West of Shetlands, Hurricane Energy struck a second money-saving deal in quick succession after facing challenges amid the downturn triggered by the pandemic.
The company said it had purchased $ 28.5 million bonds for a down payment of $ 27.3 million. The purchase of the bonds from investment bank Stifel Nicolaus Europe will result in net savings in debt repayment and interest charges of US $ 2.8 million.
Hurricane said on Wednesday it had bought back $ 15 million in bonds for $ 14 million, generating a net savings of $ 1.8 million.
Managing Director Antony Maris said yesterday: “The net savings resulting from bond buybacks over the past week have been a significant benefit to the company. ”
The purchases leave $ 108.5 million in bonds outstanding. These must be repaid next year.
READ MORE: Shell’s U-turn on Cambo field off Shetlands could mean job cuts in Scotland rather than emissions
Surrey-based Hurricane sparked excitement by making discoveries in a relatively under-explored rock layer off the Shetlands. The company put the Lancaster discovery into production in 2019. After encountering problems with a well on Lancaster, Hurricane lowered estimates of how much oil was in the discovery and others it had made.

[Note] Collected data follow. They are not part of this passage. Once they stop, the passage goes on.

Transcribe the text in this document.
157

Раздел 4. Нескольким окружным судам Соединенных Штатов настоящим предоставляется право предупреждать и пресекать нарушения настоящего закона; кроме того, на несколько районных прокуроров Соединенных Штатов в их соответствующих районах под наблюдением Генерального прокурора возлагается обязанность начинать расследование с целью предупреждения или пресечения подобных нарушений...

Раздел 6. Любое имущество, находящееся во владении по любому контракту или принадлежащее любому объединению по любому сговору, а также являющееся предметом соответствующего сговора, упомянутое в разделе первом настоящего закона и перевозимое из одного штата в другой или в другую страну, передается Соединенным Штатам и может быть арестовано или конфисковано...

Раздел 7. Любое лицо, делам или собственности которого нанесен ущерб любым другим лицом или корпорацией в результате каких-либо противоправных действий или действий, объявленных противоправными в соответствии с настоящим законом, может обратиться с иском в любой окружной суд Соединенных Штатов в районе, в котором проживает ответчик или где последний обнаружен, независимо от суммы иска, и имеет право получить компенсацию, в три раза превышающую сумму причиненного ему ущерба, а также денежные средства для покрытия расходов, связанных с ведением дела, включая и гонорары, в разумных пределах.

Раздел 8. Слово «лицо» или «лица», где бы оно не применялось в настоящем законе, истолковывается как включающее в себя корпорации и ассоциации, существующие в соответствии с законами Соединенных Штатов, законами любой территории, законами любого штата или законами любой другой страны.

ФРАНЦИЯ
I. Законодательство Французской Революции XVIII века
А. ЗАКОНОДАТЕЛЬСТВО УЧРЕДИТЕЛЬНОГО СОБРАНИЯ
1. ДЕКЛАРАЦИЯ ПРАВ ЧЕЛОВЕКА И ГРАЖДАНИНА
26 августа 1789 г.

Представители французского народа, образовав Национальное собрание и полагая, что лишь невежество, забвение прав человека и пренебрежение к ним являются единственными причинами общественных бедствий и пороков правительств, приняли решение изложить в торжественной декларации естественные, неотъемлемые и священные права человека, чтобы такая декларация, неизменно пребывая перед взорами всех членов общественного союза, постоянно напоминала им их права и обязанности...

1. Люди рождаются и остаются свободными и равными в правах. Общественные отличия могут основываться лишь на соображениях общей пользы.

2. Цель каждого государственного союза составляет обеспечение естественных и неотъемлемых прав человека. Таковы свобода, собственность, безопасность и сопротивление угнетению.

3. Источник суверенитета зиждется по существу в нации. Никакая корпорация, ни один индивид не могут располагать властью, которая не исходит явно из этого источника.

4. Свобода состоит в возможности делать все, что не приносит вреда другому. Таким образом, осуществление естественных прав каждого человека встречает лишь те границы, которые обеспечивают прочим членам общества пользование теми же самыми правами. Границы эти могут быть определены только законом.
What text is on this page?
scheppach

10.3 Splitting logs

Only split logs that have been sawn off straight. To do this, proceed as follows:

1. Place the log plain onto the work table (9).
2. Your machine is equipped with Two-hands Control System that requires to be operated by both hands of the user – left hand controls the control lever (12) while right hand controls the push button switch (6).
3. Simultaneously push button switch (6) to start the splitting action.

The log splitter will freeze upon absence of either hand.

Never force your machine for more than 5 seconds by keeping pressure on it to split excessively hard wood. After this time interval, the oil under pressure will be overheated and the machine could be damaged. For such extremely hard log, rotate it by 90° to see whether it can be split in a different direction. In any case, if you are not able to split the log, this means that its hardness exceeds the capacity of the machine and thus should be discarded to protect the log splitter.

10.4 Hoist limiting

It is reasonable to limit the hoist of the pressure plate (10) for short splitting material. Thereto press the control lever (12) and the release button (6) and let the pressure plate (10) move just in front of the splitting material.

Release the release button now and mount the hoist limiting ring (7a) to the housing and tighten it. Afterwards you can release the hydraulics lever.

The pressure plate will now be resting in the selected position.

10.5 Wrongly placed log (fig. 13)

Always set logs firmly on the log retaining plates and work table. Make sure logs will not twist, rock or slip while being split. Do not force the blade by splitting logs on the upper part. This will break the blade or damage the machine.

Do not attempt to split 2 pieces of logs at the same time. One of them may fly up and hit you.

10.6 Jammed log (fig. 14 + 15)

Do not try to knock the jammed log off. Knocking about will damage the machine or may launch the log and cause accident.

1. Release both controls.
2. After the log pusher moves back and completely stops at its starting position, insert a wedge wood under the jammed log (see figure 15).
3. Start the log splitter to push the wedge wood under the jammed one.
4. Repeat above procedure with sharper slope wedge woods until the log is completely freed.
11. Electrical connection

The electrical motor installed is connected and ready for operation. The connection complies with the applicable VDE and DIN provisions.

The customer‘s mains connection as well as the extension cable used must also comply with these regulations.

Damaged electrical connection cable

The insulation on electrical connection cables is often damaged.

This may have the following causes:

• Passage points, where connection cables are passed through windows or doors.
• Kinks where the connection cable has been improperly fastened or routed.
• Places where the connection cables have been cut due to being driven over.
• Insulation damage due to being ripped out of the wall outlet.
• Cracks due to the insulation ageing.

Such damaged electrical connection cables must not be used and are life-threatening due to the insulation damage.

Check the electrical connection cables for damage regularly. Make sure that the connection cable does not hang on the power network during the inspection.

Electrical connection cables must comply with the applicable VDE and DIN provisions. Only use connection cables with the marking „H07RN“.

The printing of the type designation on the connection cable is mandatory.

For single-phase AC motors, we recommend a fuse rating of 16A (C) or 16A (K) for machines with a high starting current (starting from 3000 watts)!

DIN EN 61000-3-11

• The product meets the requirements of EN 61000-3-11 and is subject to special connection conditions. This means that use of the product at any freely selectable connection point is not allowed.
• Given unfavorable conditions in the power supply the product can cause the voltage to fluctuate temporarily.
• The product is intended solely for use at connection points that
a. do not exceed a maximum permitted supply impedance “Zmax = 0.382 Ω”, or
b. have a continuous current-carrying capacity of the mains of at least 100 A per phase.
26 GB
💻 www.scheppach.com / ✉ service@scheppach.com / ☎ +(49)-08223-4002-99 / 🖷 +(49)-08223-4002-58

Hurricane revenues plummeted after the coronavirus crisis caused oil prices to plummet.
In June, the High Court blocked a proposed debt-for-equity swap that would have left creditors in control of the business. Directors had said restructuring was the only realistic option open to the company.
The outlook has improved for Surrey-based Hurricane amid rising oil prices in recent months. This has been fueled by hopes that the global economy is on the road to recovery following the rollout of coronavirus vaccines.
READ MORE: North Sea companies to make huge payments to investors after oil and gas prices spike
Brent crude sold for $ 74.96 a barrel yesterday afternoon, up $ 0.54 / bbl on the day. The price fell to its lowest level in 18 years, to less than $ 20 a barrel, in April of last year.